# Flame Intensity



## JR Custom Calls (Jan 20, 2015)

It's always interesting to see the different shades of red in FBE. Tonight, while looking for a call specifically requested by a firefighter, I found the 'perfect' specimen. I don't even know how I misplaced it, it should have been locked up in my gun safe. 

So, any thoughts on what causes the flame to fade more in some pieces than others? Freshly cut, it seems the flame is pretty deep in most pieces... but as it dries, some of it loses a lot. Once it's stabilized, it's always much more vibrant than when it's dry, but still not always as intense as it was green. This is the most intense flame I've seen, and the figure is pretty awesome as well (it's just turned and hit with steel wool... still gotta sand and finish it, just had to snap a pic).

Reactions: EyeCandy! 12 | Way Cool 1


----------



## Kevin (Jan 20, 2015)

That's a beauty Jon.


----------



## JR Custom Calls (Jan 20, 2015)

Kevin said:


> That's a beauty Jon.


Thanks... Any thoughts on my question? You are the FBE master, after all haha


----------



## Final Strut (Jan 20, 2015)

As my daughter would say that is B.A.


----------



## phinds (Jan 20, 2015)

Kevin's the man for FBE. Personally, I've had no luck trying to keep the color from fading.

Reactions: Agree 1


----------



## manbuckwal (Jan 20, 2015)

Real beauty there Jonathan, awesome color !


----------



## justallan (Jan 20, 2015)

Jonathan, my only experience with it fading is from the light. Some of it will go rather fast sitting in direct sunlight. In my wood room out in the barn I've covered the window with cardboard and it doesn't lose a bit of color, yet some of the stuff I have downstairs seems like it has, but I use quarts lights and keep that room at about 70 degrees.


----------



## JR Custom Calls (Jan 20, 2015)

Well, I've seen it here as well. Pieces I got from Kevin... They were all brilliant red when I got them (wet)... then drying out in my shop with no exposure to the sun, some faded a lot more than others. 

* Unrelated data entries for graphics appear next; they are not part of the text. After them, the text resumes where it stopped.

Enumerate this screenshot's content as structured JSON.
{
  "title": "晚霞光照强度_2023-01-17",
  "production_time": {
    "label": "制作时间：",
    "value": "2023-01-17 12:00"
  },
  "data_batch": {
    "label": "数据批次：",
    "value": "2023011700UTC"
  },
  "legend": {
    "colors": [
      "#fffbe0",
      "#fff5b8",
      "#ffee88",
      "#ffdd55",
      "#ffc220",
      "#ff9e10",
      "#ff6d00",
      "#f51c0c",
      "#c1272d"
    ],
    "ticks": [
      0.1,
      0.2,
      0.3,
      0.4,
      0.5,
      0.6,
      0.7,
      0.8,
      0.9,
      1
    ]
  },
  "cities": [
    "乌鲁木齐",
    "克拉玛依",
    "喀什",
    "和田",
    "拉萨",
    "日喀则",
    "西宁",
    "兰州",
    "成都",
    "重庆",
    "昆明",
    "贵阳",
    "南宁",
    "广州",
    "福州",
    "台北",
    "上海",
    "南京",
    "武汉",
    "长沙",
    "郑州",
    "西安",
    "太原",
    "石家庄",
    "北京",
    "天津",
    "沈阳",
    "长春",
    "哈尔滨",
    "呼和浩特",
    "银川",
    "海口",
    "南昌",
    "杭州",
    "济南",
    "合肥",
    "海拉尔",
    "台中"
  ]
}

Stabilizing seems to hold the color in them, but I'm curious why some color seems to hold better than others. It may be that the answer I'm looking for can only be answered by someone with a high tech lab and equipment to test stuff.

Reactions: Funny 1


----------



## Kevin (Jan 21, 2015)

No high tech lab is needed. All bright colored woods will fade unless they're stabilized. There a couple of exceptions but 99% will fade and even species that aren't "bright" such as cherry oak maple you name it, they will "turn" in some way usually referred to as patina. Put the FBE to the chisel or sander or hand plane again and it pops right back out. It should come as no shock that it fades. Haven't you ever noticed what happens to that Screaming Yellow Zonker color of bois d' arc?


----------



## phinds (Jan 21, 2015)

speaking of which:

Reactions: Like 2


----------



## Wilson's Woodworking (Feb 12, 2015)

I am no expert in this field however I have noticed that the crotch and burl on the FBE hold their color much better than the softer straight grained wood out of the trunk of a boxelder tree. I have no idea why but it might have something to do with molecular structure of the wood which makes it much harder than the trunk.

Reactions: Agree 2


----------



## Kevin (Feb 12, 2015)

Crotch wood seems denser - I wonder if that's the reason. Although I must admit I have never made the observation that crotch and burl stay redder longer.


----------